Y sigue diciendo Don Arturo Jauretche:
“La historia oficial ha considerado a la Argentina como una especie de nave espacial en la estratósfera, que navega sin sufrir influencias de ningún tipo. Separaron el pasado argentino de la historia mundial. De esa manera se evitó el reencuentro de los argentinos con su condición de americanos. Pero más allá de este proceso, desde las bases ciudadanas sube un clima de autenticidad que provoca un ánimo especial, dentro del cual el revisionismo histórico encuentra su desarrollo en el marco de lo popular. A los historiadores que hacían una historia para un país cualquiera o ajeno, les está pasando lo mismo que a la gallina echada sobre un huevo de pato. Descubre que cuando nace el patito, va corriendo hacia el charco, olvidándola”. (Revista Panorama, 30 de diciembre de 1969).
En síntesis. Parafraseando nuevamente a Jauretche: Hay que cambiar la historia, dejar de lado esa liberal que nos sigue rigiendo. Porque es anti-argentina. Porque sus propósitos han sido “civilizadores”, “europeizantes”, “democráticos”, “constitucionalistas”. Pero lo único que no se tuvo en cuenta fue a la nación como Nación y al pueblo como Pueblo. Queremos una historia que nos enseñe a pensar en función de la realidad argentina. Nada más ni nada menos.
Arturo Jauretche
Hubo una acción cultural de muchos pensadores que permitió mostrar los aspectos de la historia argentina que antes se omitían o tergiversaban. Este movimiento que fue integrado por toda una corriente de historiadores, nos ha permitido tener una visión histórica distinta de la que predominaba hace 60 años y que respondía de lleno al modelo de la generación liberal del ’80.
Dejo la inquietud: Frente a los esfuerzos reiterativos de la historia oficial por encapsular, encapuchar, borrar y manipular la memoria en beneficio propio, podemos trabajar con cinco formas de expresión de nuestra historia, para poder llevar adelante la memoria colectiva:
- La tradición oral.
- La narrativa escrita de la memoria que no constituye un acto inocente de escritura sino una práctica de persuasión e inclusión de otras memorias.
- Las imágenes pictóricas, fotográficas y cinematográficas construidas con el fin de retener y transmitir las memorias.
- Los rituales de conmemoración que establecen el lazo entre el pasado y el presente.
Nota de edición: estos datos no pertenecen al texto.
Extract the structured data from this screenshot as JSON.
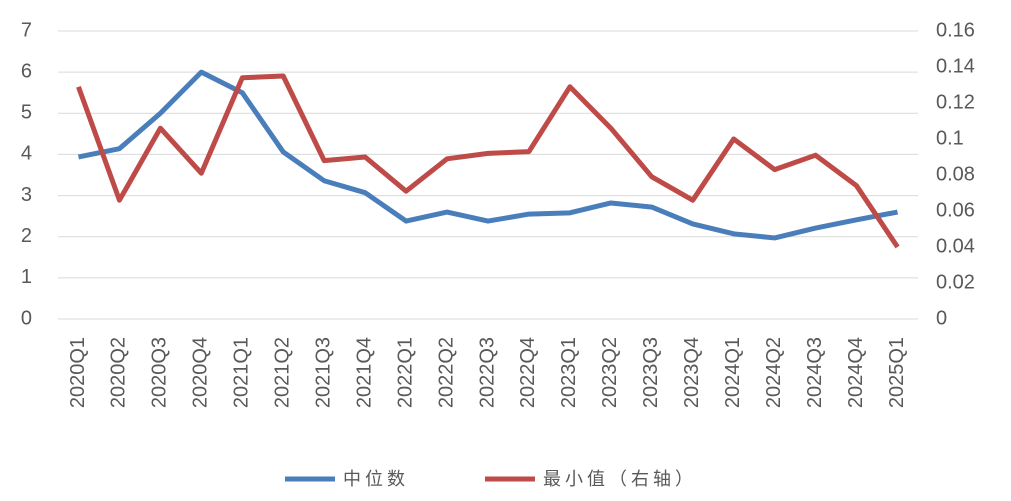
{
  "chart_data": {
    "type": "line",
    "categories": [
      "2020Q1",
      "2020Q2",
      "2020Q3",
      "2020Q4",
      "2021Q1",
      "2021Q2",
      "2021Q3",
      "2021Q4",
      "2022Q1",
      "2022Q2",
      "2022Q3",
      "2022Q4",
      "2023Q1",
      "2023Q2",
      "2023Q3",
      "2023Q4",
      "2024Q1",
      "2024Q2",
      "2024Q3",
      "2024Q4",
      "2025Q1"
    ],
    "series": [
      {
        "name": "中位数",
        "color": "#4a7ebb",
        "values": [
          3.94,
          4.14,
          5.0,
          6.0,
          5.5,
          4.06,
          3.36,
          3.07,
          2.38,
          2.6,
          2.38,
          2.55,
          2.58,
          2.82,
          2.72,
          2.31,
          2.07,
          1.97,
          2.21,
          2.41,
          2.6
        ]
      },
      {
        "name": "最小值（右轴）",
        "color": "#be4b48",
        "axis": "y2",
        "values": [
          0.129,
          0.066,
          0.106,
          0.081,
          0.134,
          0.135,
          0.088,
          0.09,
          0.071,
          0.089,
          0.092,
          0.093,
          0.129,
          0.106,
          0.079,
          0.066,
          0.1,
          0.083,
          0.091,
          0.074,
          0.04
        ]
      }
    ],
    "ylim": [
      0,
      7
    ],
    "yticks": [
      0,
      1,
      2,
      3,
      4,
      5,
      6,
      7
    ],
    "y2lim": [
      0,
      0.16
    ],
    "y2ticks": [
      0,
      0.02,
      0.04,
      0.06,
      0.08,
      0.1,
      0.12,
      0.14,
      0.16
    ],
    "grid": true
  }
}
Visualizados como actos de memorias que interpretan el pasado y constituyen también una representación colectiva del mismo.
- La construcción o re-semantización de espacios con una carga simbólica, que remita a la memoria que se quiere preservar.
Apunto con ello, a consolidar un rescate científico, realista, comprometido, militante y nacional de nuestra historia.